Angeline Boulley was born in 1965, and is a member of the Sault Ste. Marie Tribe of Chippewa Indians. She is a former director of the Office of Indian Education at the U.S. Department of Education.
Her debut novel, »Firekeeper’s Daughter« , is about eighteen-year-old Daunis Fontaine. The daughter of a now-deceased indigenous father and a white mother, she doesn’t seem to really belong anywhere – neither in her hometown nor on the nearby Ojibwe reservation. When her uncle suddenly dies and her grandmother suffers a stroke, Daunis puts her plans to study medicine far away on hold to enroll first at the local university and care for her mother. At the same time, she falls in love with charming Jamie, who plays ice hockey with her brother. But Jamie has a secret, which Daunis uncovers when she witnesses a murder. As it unfolds, someone in her community is dealing a new, deadly drug, a form of meth with hallucinogenic effects. Daunis becomes involved in the FBI’s work and begins to investigate undercover, utilizing her knowledge of chemistry and traditional Ojibwe medicine to her advantage. Daunis must learn what it means to be a strong »Anishinaabe kwe« [Ojibwe woman]. She takes on everything to save herself and her community, even if her previous aspirations shatter in the process.

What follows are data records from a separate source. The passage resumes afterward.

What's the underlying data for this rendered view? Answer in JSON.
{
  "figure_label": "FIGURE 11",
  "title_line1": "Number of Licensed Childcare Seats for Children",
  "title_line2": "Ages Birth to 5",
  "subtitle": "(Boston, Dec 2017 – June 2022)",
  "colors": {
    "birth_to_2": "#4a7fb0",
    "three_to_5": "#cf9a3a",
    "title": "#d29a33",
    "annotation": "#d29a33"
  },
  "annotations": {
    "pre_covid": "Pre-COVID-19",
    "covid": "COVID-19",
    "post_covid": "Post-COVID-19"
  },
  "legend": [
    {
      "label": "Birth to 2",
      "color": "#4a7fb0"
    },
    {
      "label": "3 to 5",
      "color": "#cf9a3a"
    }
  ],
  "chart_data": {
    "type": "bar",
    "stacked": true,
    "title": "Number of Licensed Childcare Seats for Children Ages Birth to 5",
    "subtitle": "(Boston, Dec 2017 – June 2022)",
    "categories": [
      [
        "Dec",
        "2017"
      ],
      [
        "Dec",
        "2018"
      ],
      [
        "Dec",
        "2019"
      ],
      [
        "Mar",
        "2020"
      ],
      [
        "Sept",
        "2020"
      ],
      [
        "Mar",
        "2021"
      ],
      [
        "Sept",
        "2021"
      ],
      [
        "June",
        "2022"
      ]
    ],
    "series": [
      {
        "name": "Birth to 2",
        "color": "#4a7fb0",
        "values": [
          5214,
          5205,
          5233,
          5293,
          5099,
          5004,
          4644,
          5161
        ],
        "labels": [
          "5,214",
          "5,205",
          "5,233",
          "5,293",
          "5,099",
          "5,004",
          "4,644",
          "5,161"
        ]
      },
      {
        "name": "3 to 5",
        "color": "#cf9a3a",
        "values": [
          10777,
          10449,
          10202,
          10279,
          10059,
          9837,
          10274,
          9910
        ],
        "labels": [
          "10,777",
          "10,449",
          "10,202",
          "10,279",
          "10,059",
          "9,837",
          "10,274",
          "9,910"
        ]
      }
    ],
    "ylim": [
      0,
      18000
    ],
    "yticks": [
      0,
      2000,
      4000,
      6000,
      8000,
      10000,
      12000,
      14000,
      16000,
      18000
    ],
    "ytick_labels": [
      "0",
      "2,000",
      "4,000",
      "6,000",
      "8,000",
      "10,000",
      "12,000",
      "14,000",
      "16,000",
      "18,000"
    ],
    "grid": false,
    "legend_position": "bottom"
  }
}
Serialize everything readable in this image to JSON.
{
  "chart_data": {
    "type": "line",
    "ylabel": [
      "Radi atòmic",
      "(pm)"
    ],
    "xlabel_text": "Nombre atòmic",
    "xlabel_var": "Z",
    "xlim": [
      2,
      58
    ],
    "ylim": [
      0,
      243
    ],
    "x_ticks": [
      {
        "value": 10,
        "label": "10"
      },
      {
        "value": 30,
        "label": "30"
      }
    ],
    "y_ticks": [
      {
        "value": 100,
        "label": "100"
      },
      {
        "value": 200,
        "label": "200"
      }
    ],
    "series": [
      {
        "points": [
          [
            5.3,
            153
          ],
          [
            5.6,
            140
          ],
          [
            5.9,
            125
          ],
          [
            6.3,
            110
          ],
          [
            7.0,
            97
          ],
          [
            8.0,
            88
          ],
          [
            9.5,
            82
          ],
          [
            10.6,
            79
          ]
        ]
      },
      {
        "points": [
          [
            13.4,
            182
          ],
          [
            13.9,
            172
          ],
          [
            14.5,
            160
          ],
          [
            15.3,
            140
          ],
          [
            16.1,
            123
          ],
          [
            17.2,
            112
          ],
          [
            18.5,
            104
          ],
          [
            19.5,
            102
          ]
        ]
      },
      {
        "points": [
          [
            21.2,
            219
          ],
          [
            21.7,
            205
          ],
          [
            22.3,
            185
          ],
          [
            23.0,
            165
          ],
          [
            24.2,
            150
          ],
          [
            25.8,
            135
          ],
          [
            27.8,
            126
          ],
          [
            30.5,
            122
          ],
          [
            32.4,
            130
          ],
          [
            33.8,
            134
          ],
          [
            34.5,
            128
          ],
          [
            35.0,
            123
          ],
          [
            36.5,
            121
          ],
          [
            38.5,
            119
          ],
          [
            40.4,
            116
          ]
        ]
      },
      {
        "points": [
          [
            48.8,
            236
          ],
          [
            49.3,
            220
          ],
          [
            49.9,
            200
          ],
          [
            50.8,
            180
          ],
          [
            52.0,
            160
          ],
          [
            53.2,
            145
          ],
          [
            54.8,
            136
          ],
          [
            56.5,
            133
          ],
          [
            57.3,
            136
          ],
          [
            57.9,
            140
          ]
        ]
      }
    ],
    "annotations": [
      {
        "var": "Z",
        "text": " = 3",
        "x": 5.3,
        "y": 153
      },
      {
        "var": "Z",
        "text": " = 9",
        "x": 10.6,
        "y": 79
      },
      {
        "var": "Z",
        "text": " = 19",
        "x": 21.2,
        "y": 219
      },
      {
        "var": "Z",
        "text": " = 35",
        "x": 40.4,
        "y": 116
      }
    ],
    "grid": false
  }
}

The novel is characterized by a sensitive treatment of themes such as abuse, addiction, sexual assault, and grief. Superficially, it is a suspensefully told thriller. Much information about Ojibwe culture, traditions, language, and history is incorporated into the book. As the author revealed in an interview with »Publishers Weekly«, she carried the idea for the novel around with her since she was eighteen years old. At that time, a young man at her high school turned out to be a drug agent who had gone undercover among the students. It wasn’t until over twenty-five years later that she made a first attempt to write down the story. But it took another ten years and many revised versions to finally complete the novel. It reached #1 on the »New York Times« bestseller list, won the Walter Dean Myers Award for Outstanding Children’s Literature, the Michael L. Printz Award, and the William C. Morris YA Debut Award, and received an honorable mention in the American Indian Library Association’s 2022 Youth Literature Awards. Currently, Higher Ground, a production company founded by Barack and Michelle Obama, is preparing to adapt the novel as a Netflix series.
Angeline Boulley lives in southwest Michigan.